After life of LGTBQ activism, UT alum Randy Wicker returns to Austin

Pierson Hawkins

As the first openly gay man to talk about homosexuality on the radio and the organizer of the first gay-rights demonstration protesting the treatment of LGBTQ in the military, Randy Wicker found himself at the crux of the 1960’s gay-rights movement. Despite his critical role in bringing mainstream attention, he was ultimately cast out as a radical.

It all started for Wicker during his junior year at UT in 1958. He first became politically active by affiliating himself with the Young Democrats and riling up media attention by calling upon then-Sen. Lyndon B. Johnson to show editorial support for civil rights in Texas. The next year, Wicker ran for student body president on a platform of integration, free tuition and state congressional lobbying for students.

“I organized a march on the (state) capitol to protest a bill proposing to raise in-state tuition from $50 to $100,” Wicker said. “The march started on University Avenue, and suddenly, a group of frat-rats opposing me in the election picked me up and threw me in Littlefield Fountain.”

Wicker’s rebel-rousing made him a dorm-hold name on campus, frequently finding himself on the front page of The Daily Texan.
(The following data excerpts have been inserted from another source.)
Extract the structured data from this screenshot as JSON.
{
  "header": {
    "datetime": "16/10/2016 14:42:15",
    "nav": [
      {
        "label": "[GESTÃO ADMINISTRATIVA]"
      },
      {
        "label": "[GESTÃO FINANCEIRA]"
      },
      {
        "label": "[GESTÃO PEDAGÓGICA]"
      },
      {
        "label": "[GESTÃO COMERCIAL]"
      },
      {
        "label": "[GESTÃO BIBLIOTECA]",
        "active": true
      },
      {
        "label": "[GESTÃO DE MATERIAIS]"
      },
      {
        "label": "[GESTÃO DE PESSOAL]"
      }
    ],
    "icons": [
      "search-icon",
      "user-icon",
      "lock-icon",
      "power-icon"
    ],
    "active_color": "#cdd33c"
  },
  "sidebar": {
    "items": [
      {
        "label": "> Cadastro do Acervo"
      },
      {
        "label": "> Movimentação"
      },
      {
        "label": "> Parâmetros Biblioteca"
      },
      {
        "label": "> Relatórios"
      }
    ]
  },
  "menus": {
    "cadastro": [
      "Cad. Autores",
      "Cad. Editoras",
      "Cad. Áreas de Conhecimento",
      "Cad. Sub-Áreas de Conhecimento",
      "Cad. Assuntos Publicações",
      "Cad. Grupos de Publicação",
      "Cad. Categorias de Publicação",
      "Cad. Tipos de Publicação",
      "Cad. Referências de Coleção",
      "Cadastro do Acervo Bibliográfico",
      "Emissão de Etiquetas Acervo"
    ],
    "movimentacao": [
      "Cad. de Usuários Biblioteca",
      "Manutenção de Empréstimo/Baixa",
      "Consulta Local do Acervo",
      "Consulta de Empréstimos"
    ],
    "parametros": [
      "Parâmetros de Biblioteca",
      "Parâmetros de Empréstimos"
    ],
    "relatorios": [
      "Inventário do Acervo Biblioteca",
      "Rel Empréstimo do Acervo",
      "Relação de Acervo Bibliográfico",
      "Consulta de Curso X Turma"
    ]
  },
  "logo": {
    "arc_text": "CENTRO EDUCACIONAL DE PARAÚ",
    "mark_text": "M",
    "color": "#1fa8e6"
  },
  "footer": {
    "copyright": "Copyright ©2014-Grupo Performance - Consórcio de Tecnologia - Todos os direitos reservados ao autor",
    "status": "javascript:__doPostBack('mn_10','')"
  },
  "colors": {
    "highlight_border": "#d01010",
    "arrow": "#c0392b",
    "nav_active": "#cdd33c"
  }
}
According to a Texas Ranger article published in 1960, “(Wicker) created a publicity success out of a dismal failure.”

According to Wicker, he was called into the dean’s office and told if he was found to be homosexual, he could not be student body president. Wicker believed a fellow student had disclosed information about Wicker’s sexuality to a school counselor who relayed the information up to the dean.

“Back then, if you were found to be a homosexual, you would be given the option of dropping out of school without anything on your record, or you would be kicked out,” Wicker said. “We were considered criminals, we were considered sick, we were caricatured — the idea of gay marriage wasn’t even on our radar.”

Wicker never had to face these consequences but ultimately lost the election. After graduating, Wicker moved to New York City, soon becoming one of the most vocal and visible gay-rights activists. However, in the wake of the Stonewall riots, Wicker was deemed too radical by many gay-rights groups, including the Mattachine Society, and Wicker became less directly involved in the movement.

“He was, let’s say, a disturbing acquisition for the movement,” said Arthur Maule, then-president of the Mattachine Society, in John Loughery’s 1998 book “The Other Side of Silence.”

Randy Wicker continues to advocate for gay and civil rights, most recently associating himself with the Radical Faeries movement and promoting the documentary “The Death and Life of Marsha P. Johnson,” which premiered at Tribeca Film Festival.

“One day, my roommate asked if one of his friends could crash at our apartment,” Wicker said. “That was how I came to meet Marsha P. Johnson, and she became my roommate for the next 12 years.”

Marsha P. Johnson, an outspoken transsexual, co-founded the Street Transvestite Action Revolutionaries, modeled for Andy Warhol and was a prominent figure in the Stonewall riots. Her unexpected alleged suicide in 1992 came as a shock to the LGBTQ community, many of whom believe she was murdered.

“The Death and Life of Marsha P. Johnson,” directed by Academy Award nominee David France, recently showed at Austin Gay and Lesbian International Film Festival on Sept. 9 and is headed to Netflix on Oct. 6. Wicker, who visited Austin to promote the film, revisited the 40 Acres, where he stumbled upon a LGBTQ group and gave an impromptu speech.

“I said, ‘When I joined the movement in 1958, there were not as many activist(s) in what is now the LGBTQ movement,’” Wicker said. “‘The future is yours, and I know you will continue the work we started in the 1950s. You will make the world a better place for the generation that comes after you, the way we left the world a better place for you.’ I came here to resolve my unfinished business on this campus, and in a way, I did.”